Campus News

October 1, 2010

Report From: Emory Alumni Association

Homecoming takes center stage with alums


Eric Rangus is director of communications for the Emory Alumni Association.

More than 48 hours after the Indigo Girls Homecoming concert on Saturday, Sept. 25, my thumb hadn’t returned to normal. It was stiff and sore, and hitchhiking was out of the question. I guess that’s what happens when you’re the production guy in Homecoming beer tent.

Actually, you’d think it would be my back that would bother me—hunched over for three hours like Dooley’s much, much, much younger brother. That’s really the only way you can pour from a keg—hunched over—unless you kneel, but then there is all the beer overflow on the ground.  

But by nightfall, my spine had straightened. The thumb, though. I never thought that working that little nozzle would be such a physical drain. Anyway, after whining for a while, my thumb slowly worked itself back to normal. If anything, that was the only downside to what was a spectacular Homecoming Weekend. Keep reading for more upside.

  • For the second year, I got to drive the  float in the Homecoming Parade. For 2010, it was a bright red Chevy truck. The kind of red that, if I was actually driving it on the road, I'd have to pay extra insurance.  

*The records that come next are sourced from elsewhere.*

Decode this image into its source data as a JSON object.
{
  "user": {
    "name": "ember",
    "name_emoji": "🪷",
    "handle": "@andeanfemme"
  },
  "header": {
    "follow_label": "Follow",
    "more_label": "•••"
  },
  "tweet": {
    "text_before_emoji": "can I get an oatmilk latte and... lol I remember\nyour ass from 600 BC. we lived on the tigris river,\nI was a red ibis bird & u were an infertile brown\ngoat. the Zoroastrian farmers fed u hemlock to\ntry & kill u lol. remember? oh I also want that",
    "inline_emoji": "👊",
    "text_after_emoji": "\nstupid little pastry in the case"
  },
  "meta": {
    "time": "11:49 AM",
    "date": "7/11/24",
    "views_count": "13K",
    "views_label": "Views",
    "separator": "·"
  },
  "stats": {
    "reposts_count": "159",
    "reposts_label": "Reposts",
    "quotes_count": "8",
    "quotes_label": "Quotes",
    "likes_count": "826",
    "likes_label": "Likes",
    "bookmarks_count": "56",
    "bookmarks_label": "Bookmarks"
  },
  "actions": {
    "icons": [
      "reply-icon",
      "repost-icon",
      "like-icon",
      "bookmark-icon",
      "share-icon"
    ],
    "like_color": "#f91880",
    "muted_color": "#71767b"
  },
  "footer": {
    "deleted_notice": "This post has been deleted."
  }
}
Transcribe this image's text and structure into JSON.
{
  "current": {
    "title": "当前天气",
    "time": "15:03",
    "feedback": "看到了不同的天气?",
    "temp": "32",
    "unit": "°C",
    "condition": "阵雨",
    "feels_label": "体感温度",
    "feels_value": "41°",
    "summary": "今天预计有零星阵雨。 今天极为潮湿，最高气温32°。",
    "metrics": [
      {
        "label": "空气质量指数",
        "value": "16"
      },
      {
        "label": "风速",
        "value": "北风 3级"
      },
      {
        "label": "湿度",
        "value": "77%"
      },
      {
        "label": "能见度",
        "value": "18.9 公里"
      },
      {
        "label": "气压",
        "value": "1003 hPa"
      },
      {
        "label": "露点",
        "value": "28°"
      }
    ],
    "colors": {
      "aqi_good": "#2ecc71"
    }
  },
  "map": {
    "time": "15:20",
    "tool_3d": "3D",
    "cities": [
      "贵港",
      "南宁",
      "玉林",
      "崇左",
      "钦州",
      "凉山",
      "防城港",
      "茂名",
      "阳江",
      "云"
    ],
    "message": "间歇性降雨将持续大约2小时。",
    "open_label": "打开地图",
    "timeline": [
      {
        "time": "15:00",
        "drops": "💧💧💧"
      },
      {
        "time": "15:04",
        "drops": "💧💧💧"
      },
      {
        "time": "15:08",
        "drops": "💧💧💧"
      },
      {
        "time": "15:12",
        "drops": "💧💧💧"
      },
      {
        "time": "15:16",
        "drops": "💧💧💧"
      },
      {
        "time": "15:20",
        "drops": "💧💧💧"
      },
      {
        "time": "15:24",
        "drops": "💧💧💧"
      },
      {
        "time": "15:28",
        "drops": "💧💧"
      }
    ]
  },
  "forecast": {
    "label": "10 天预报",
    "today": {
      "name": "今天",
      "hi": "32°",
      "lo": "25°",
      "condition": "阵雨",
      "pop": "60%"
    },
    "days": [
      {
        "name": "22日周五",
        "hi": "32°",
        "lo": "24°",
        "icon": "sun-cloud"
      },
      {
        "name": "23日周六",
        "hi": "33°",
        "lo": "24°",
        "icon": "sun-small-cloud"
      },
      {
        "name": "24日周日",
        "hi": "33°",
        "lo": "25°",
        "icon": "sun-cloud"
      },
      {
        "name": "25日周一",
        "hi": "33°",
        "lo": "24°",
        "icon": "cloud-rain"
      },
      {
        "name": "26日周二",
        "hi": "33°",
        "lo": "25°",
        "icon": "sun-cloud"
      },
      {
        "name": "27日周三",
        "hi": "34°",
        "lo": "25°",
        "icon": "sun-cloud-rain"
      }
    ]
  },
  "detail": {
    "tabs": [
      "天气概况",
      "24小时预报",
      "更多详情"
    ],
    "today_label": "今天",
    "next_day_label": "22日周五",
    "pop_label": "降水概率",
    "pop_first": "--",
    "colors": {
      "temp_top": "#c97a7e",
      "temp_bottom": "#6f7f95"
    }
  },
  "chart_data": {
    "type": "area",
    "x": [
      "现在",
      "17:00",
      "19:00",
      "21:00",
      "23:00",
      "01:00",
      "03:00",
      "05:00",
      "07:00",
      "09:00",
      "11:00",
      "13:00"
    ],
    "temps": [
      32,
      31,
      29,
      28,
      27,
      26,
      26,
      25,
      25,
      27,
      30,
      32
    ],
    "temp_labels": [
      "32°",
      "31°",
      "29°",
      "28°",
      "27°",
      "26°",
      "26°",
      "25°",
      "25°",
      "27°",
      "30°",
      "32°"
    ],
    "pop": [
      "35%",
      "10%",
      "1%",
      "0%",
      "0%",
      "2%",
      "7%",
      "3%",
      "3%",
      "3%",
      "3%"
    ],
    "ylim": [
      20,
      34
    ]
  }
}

  • Speaking of the Homecoming Parade—it gets better every year. Several young alumni I spoke with were amazed at the event's growth. For them, during their student days, Homecoming was an afterthought. The 2010 parade, though, was a capital-E Event. High-concept floats. Complicated accompanying dance routines (most impressively by the Orientation Leaders immediately behind me, who won the float competition). Streamers and balloons and face paint and lots of skeletons. And tons and tons of onlookers. Asbury Circle was a street party. Those young alumni may not have thought much of previous Homecomings, but to a person, they told me they'd come back for the next one and the one after that.

  • It was a Homecoming in every sense of the word for the Indigo Girls—Emily Saliers ’85C (who had already participated in several Homecoming events earlier in the weekend, including a Creativity Conversation with her dad, emeritus professor Don Saliers) and Amy Ray ’86C—were in great moods. Their stage banter included Emory memories mixed in with favorite songs both new and old.

  • We don't have a solid concert attendance figure yet (the estimate is between 2,500–2,800), but we ran out of Emory buttons, which doubled as tickets, very early (we had 1,500 to start). Many of the latecomers got "Future Alumni" buttons. I must admit, I chuckled inside whenever I saw a 30-, 40-, or 50-something wearing the button we had originally designed for the kids.

  • Following the concert, the night was all about class reunions. Alumni from Emory College, Goizueta Business School, the School of Medicine and more reconnected across campus, in people’s houses, and social establishments across Atlanta from Eagle Row to Buckhead.

  • Dooley was all over the place. He visited several reunions, stood in the front row for Emory College’s 25-year reunion's class picture (and ended up in dozens more personal photos across campus). His favorite, though, was probably the Class of 1995's 15-year party in the Psychology Building. He arrived, hung out for awhile, left, then came back for an encore.